Detecting YouTube Scam Videos via Multimodal Signals and Policy Reasoning

YouTube has emerged as a dominant platform for both information dissemination and entertainment. However, its vast accessibility has also made it a target for scammers, who frequently upload deceptive or malicious content. Prior research has documented a range of scam types, and detection approaches rely primarily on textual or statistical metadata. Although effective to some extent, these signals are easy to evade and potentially overlook other modalities, such as visual cues. In this study, we present the first systematic investigation of multimodal approaches for YouTube scam detection. Our dataset consolidates established scam categories and augments them with full length video content and policy grounded reasoning annotations. Our experimental evaluation demonstrates that a text-only model using video titles and descriptions (fine-tuned BERT) achieves moderate effectiveness (76.61% F1), with modest improvements when incorporating audio transcripts (77.98% F1). In contrast, visual analysis using a fine-tuned LLaVA-Video model yields stronger results (79.61% F1).

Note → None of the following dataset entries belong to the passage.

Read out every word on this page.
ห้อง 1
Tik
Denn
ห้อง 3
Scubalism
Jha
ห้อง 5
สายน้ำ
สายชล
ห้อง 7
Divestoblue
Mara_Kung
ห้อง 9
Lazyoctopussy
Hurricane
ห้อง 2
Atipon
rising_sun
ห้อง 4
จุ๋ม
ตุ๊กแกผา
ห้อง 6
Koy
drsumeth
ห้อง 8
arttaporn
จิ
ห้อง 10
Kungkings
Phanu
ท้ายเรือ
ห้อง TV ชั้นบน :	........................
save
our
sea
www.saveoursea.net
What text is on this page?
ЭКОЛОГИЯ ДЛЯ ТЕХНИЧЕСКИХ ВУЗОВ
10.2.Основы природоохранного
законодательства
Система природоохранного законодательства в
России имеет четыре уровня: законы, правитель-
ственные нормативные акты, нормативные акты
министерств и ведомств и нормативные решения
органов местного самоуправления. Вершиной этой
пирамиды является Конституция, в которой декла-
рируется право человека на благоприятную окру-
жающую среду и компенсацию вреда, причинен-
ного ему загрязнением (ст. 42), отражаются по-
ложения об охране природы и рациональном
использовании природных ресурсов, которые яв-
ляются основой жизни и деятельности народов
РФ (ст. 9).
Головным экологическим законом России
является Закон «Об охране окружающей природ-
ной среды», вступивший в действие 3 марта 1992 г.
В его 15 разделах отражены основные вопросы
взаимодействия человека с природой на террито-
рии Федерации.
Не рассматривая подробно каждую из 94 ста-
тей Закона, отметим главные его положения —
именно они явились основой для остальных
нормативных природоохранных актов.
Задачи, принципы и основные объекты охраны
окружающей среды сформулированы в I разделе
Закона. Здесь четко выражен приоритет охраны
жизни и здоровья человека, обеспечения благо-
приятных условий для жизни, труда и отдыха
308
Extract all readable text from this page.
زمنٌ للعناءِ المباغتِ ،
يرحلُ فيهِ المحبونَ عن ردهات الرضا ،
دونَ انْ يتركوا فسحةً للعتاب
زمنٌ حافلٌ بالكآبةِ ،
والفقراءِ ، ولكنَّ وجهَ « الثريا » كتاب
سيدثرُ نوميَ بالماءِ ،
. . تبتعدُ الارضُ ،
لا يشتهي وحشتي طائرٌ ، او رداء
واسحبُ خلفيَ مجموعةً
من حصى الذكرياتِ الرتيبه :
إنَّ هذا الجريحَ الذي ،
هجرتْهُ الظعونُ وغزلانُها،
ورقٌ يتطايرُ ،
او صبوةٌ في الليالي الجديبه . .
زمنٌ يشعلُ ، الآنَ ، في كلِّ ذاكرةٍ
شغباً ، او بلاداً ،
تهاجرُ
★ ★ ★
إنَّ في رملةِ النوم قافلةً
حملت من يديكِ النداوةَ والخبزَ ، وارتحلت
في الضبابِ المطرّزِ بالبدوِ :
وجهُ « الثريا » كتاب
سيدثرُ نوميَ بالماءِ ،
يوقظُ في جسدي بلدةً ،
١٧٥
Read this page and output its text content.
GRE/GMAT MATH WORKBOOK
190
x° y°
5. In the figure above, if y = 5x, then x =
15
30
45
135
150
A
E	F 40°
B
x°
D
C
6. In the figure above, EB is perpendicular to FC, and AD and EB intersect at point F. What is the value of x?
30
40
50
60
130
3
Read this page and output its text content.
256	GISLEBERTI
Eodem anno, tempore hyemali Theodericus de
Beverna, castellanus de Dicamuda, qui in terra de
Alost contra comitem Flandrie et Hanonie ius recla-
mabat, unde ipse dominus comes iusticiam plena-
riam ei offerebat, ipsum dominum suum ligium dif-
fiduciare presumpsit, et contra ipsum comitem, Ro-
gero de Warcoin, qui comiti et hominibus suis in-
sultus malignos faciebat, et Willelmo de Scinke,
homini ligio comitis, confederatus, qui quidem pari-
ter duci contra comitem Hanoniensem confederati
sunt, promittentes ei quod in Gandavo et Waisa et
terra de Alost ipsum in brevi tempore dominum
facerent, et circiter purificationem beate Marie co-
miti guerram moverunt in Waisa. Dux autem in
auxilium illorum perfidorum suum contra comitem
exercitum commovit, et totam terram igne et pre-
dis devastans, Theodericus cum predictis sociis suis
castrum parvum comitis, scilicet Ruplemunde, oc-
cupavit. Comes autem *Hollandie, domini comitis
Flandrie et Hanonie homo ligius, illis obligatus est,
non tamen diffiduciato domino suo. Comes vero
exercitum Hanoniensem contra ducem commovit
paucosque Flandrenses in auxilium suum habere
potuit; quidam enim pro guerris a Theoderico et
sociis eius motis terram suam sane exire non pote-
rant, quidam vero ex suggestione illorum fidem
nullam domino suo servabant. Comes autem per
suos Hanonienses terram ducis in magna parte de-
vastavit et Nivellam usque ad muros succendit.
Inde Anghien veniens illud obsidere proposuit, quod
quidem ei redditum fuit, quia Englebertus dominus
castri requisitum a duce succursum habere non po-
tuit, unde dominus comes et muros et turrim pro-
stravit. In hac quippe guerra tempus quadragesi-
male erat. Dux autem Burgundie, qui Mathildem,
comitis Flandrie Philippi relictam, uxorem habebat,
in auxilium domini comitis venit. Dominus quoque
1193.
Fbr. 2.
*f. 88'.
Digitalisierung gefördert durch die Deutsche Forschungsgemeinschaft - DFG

Finally, a multimodal framework that integrates titles, descriptions, and video frames achieves the highest performance (80.53% F1). Beyond improving detection accuracy, our multimodal framework produces interpretable reasoning grounded in YouTube content policies, thereby enhancing transparency and supporting potential applications in automated moderation. Moreover, we validate our approach on in-the-wild YouTube data by analyzing 6,374 videos, thereby contributing a valuable resource for future research on scam detection.

翻译：YouTube已成为信息传播与娱乐的主导平台。然而，其广泛的开放性也使其成为诈骗者的目标，他们频繁上传具有欺骗性或恶意的内容。已有研究记录了一系列诈骗类型，检测方法主要依赖于文本或统计元数据。尽管这些信号在一定程度上有效，但它们易于规避，并可能忽略其他模态（如视觉线索）。本研究首次对YouTube诈骗检测的多模态方法进行了系统性探究。我们的数据集整合了既有的诈骗类别，并通过完整视频内容及基于政策推理的标注进行了扩充。实验评估表明，仅使用视频标题和描述的纯文本模型（微调BERT）取得了中等效果（76.61% F1），加入音频转录文本后仅有小幅提升（77.98% F1）。相比之下，使用微调LLaVA-Video模型进行视觉分析获得了更强结果（79.61% F1）。最终，整合标题、描述和视频帧的多模态框架实现了最佳性能（80.53% F1）。除了提升检测准确率外，我们的多模态框架能生成基于YouTube内容政策的可解释推理，从而增强透明度并支持自动化内容审核的潜在应用。此外，我们通过分析6,374个真实环境中的YouTube视频验证了该方法，为未来诈骗检测研究提供了宝贵资源。